Après des négociations harassantes, le Parlement européen et le Conseil ont trouvé un terrain d’entente sur l’AI Act, ce texte qui va encadrer et réguler l’intelligence artificielle. Un « moment historique » pour Ursula von der Leyen, la présidente de la Commission européenne.
C’est le petit cadeau de Noël avant l’heure de l’Union européenne au secteur de l’intelligence artificielle : les parlementaires européens et le Conseil (les 27 États membres) se sont finalement mis d’accord sur l’AI Act. « L’UE est le premier continent à définir des règles claires pour l’utilisation de l’intelligence artificielle », se réjouit Thierry Breton qui portait ce texte depuis deux ans.
Des garde-fous pour la reconnaissance faciale
Le texte vise à « garantir que les droits fondamentaux, la démocratie, l’État de droit et la préservation de l’environnement sont protégés contre les intelligences artificielles à haut risque », explique le Parlement. Les détails restent à découvrir (et on sait que le diable peut parfois s’y cacher), mais dans les grandes lignes l’AI Act interdit :
- la catégorisation biométrique selon les croyances politiques, religieuses ou philosophiques, l’orientation sexuelle, la couleur de la peau ;
- la collecte non ciblée d’images faciales sur internet ou à partir de vidéos de surveillance pour créer des bases de données de reconnaissance faciale ;
- la détection des émotions sur le lieu de travail et à l’école ;
- l’évaluation sociale basée sur le comportement ou les caractéristiques personnelles ;
- les systèmes d’IA qui manipulent les comportements pour brider le libre arbitre ;
- les systèmes d’IA qui exploitent les vulnérabilités des personnes en raison de leur âge, handicap, situation sociale ou économique.
De grands principes donc, qui ont au moins le mérite d’avoir été couchés sur le papier. Le texte prévoit toutefois des garde-fous et des exceptions ciblées pour l’utilisation de techniques d’identification biométrique dans l’espace public (pour les forces de l’ordre).
Deal!#AIAct pic.twitter.com/UwNoqmEHt5
— Thierry Breton (@ThierryBreton) December 8, 2023
Pour les systèmes IA classifiés à haut risque, des obligations « claires » sont édictées en raison de leur potentiel de nuisance pour la santé, la sécurité, les droits fondamentaux, l’environnement, la démocratie et l’État de droit. Une évaluation de l’impact sur les droits fondamentaux sera obligatoire, et c’est applicable également aux secteurs de l’assurance et de la banque. Les systèmes influençant les résultats aux élections et le comportement des électeurs sont classés à haut risque.

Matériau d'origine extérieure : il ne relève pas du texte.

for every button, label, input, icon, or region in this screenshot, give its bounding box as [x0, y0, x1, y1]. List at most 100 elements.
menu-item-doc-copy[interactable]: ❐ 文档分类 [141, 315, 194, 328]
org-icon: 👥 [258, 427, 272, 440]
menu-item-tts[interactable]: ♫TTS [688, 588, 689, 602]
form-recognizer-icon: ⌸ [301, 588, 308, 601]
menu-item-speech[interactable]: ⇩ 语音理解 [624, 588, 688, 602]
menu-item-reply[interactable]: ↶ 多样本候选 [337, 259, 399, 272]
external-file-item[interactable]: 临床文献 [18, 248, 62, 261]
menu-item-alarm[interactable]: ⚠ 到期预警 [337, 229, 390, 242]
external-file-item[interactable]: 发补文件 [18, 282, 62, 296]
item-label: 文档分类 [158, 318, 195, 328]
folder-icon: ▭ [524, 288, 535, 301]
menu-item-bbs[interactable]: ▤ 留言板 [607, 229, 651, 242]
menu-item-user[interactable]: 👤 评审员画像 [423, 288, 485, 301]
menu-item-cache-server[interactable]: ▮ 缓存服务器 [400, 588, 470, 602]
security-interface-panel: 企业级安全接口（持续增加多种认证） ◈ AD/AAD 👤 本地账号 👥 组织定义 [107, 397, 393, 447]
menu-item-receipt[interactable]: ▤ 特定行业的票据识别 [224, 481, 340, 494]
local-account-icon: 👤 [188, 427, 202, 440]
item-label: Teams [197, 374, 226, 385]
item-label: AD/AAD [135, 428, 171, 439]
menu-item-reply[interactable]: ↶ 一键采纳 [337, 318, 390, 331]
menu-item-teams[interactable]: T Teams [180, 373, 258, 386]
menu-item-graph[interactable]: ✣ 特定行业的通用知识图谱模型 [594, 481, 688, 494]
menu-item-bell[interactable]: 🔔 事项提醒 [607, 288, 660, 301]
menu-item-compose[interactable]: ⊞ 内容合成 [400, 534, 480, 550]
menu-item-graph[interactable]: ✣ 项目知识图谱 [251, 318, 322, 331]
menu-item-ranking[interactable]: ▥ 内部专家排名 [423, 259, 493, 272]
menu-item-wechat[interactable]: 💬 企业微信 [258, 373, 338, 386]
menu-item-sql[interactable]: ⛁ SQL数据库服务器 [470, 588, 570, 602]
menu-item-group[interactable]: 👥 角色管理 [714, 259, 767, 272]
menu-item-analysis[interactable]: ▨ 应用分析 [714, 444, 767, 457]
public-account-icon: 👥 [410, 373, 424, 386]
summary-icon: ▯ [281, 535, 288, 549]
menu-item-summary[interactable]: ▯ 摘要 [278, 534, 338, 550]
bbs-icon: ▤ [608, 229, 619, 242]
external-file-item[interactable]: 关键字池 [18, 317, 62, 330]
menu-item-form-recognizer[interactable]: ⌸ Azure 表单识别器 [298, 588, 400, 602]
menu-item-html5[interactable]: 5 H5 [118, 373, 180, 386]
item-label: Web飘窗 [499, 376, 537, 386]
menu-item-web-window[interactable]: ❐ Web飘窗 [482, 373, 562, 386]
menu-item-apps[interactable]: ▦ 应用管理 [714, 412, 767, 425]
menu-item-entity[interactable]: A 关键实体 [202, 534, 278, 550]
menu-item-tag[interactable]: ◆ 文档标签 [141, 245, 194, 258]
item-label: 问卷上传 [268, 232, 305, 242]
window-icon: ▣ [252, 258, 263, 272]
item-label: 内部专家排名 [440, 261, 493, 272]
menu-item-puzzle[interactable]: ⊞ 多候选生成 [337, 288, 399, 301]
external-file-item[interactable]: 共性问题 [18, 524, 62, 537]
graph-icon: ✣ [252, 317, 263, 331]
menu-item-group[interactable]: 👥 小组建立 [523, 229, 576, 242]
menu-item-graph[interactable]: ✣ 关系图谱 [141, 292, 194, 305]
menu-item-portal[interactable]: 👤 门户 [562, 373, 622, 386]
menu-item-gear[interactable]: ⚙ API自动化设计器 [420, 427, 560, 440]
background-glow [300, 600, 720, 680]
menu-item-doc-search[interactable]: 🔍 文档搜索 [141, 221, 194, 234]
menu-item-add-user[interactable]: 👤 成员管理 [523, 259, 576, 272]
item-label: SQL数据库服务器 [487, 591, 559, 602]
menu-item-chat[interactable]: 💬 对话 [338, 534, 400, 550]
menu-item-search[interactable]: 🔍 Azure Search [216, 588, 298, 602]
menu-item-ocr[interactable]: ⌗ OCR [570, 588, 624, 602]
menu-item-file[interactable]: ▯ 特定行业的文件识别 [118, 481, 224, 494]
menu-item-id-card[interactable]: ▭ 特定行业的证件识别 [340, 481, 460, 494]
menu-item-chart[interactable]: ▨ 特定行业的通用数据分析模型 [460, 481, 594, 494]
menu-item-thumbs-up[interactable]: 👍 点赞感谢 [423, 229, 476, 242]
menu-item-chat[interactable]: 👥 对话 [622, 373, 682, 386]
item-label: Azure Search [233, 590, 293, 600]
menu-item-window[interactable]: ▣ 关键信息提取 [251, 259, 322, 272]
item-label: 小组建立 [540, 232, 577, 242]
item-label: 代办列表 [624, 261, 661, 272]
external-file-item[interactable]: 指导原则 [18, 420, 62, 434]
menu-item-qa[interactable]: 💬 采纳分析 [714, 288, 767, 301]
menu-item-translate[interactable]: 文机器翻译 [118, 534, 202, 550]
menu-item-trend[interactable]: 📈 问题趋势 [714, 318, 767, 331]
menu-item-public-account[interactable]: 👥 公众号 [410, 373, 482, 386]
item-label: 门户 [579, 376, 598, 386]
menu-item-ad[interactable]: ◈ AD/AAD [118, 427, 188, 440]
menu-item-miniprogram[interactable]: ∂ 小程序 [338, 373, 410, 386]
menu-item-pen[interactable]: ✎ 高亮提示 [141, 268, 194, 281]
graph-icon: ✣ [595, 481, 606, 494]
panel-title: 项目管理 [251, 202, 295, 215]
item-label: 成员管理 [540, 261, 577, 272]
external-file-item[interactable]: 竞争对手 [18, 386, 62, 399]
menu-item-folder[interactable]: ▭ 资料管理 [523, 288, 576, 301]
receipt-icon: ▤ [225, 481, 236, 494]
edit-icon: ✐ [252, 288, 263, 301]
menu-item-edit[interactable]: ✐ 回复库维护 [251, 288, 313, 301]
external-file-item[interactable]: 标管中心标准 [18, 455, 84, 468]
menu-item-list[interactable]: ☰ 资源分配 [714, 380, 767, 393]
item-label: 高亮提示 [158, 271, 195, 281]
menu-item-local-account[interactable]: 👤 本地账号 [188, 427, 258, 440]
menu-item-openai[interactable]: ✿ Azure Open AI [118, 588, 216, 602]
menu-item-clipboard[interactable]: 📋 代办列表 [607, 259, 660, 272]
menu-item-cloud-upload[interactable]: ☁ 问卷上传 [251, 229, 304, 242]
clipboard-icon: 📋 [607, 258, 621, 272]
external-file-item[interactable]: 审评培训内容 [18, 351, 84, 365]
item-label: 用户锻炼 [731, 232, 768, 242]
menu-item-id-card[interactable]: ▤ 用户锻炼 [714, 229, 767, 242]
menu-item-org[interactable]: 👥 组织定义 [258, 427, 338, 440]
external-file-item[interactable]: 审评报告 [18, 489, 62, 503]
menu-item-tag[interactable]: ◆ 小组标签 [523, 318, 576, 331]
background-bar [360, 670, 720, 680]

Les systèmes d’IA à « usage général » ainsi que leurs modèles devront se conformer aux exigences de transparence : documentation technique, respect du droit d’auteur, diffusion de résumés sur le contenu utilisé pour la formation du modèle. Enfin, pour les modèles qui présentent des « risques systémiques », les obligations sont plus strictes avec une communication accrue avec la Commission et la mise en place de codes de bonne conduite.
En cas de non respect des règles européennes, les entreprises s’exposent à des amendes pouvant se monter à 35 millions d’euros ou 7 % du chiffre d’affaires mondial.
Le parcours législatif de l’AI Act est encore loin d’être terminé : il faut maintenant un accord formel du Parlement et du Conseil. Une fois le feu vert acquis, il y aura une période de transition avant la mise en œuvre effective des dispositions du texte.